Nose: Initially closed off and youngish, it needs water and time. Banana, canned pineapple, pear, vanilla custard, cranberry sauce, dark honey, brown sugar, and some faint baking spices. Not quite as clean and coastal as the core range, but with a stronger sherry presence. Interesting.
Palate: A salty arrival, which moves into some rich and luxurious dessert notes. Hazelnut coffee, milk chocolate, whipped cream, caramel, brownies, gingerbread, orange juice, and Nanaimo bars (How's that for a Canadian reference!).
Finish: Rather long and complex. Oak, white chocolate, and cinnamon dominate. Gingerbread cookies, brine, fennel, faint smoke, honey, herbs, citrus, citronella, apple sauce, and heather are also here.

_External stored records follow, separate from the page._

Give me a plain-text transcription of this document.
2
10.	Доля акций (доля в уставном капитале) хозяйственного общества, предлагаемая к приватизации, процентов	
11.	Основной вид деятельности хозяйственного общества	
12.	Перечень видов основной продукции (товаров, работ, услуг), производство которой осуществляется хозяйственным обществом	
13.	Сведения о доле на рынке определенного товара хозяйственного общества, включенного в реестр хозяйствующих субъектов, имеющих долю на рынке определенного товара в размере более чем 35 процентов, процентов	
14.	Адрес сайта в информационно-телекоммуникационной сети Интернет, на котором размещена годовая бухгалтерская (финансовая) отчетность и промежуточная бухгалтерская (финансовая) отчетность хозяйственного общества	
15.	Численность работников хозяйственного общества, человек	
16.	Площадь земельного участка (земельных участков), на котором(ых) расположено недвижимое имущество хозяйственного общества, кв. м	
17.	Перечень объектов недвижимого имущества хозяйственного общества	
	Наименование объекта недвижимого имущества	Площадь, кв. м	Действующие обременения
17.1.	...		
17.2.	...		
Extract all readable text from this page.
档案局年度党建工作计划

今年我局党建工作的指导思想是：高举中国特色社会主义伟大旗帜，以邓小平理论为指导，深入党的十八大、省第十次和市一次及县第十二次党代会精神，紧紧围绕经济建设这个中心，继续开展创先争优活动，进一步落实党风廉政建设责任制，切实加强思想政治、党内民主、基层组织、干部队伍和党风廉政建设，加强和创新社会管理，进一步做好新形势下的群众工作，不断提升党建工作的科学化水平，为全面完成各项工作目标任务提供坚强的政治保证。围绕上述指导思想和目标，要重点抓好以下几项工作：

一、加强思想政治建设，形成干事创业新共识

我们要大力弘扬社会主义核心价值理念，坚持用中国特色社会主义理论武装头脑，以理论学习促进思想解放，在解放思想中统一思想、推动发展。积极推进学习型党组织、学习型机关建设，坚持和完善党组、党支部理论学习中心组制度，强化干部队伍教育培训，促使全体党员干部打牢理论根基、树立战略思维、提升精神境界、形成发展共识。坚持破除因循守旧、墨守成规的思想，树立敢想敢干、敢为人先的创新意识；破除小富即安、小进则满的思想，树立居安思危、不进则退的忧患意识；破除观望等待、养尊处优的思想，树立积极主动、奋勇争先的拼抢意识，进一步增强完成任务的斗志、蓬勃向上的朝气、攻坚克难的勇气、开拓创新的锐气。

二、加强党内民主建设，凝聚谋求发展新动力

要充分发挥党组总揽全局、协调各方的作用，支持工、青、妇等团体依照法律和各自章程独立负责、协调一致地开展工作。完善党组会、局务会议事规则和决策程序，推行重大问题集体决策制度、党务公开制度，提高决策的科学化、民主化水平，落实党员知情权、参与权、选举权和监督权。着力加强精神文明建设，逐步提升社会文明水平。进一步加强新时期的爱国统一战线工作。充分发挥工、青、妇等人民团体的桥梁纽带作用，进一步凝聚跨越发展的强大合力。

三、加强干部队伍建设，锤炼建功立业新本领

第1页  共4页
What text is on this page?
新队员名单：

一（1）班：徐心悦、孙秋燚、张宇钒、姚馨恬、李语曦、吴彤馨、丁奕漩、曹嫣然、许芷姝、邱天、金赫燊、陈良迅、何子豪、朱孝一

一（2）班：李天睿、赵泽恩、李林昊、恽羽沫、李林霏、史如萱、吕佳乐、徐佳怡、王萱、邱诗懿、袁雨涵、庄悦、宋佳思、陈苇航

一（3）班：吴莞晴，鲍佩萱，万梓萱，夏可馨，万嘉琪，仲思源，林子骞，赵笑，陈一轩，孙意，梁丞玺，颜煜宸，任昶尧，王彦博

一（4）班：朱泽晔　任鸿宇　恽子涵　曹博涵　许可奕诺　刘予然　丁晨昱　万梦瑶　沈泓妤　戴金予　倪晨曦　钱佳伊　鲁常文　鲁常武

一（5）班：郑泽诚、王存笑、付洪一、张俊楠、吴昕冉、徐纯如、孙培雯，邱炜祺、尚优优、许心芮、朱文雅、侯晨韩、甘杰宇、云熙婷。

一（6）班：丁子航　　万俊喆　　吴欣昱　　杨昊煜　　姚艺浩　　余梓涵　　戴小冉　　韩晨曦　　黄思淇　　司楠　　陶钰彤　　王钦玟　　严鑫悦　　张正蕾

Thoughts: Not the Pulteney you know for sure. The sherry presence is stronger and sweeter than it is with the core range, lending some fruity complexity. True to form, there’s still a strong salty/coastal element to this. But it’s surely the sweetest Pulteney I’ve tried. The luxurious dessert notes on the palate were unexpected. And the oak, white chocolate, and cinnamon flavours give it a certain character. A good whisky, but I wouldn't quite call it balanced, and it takes a certain mood. But it's salty, sweet, and even a little savory. I think it deserves more love than it gets, despite the fact that Pulteney’s core range is better value for money.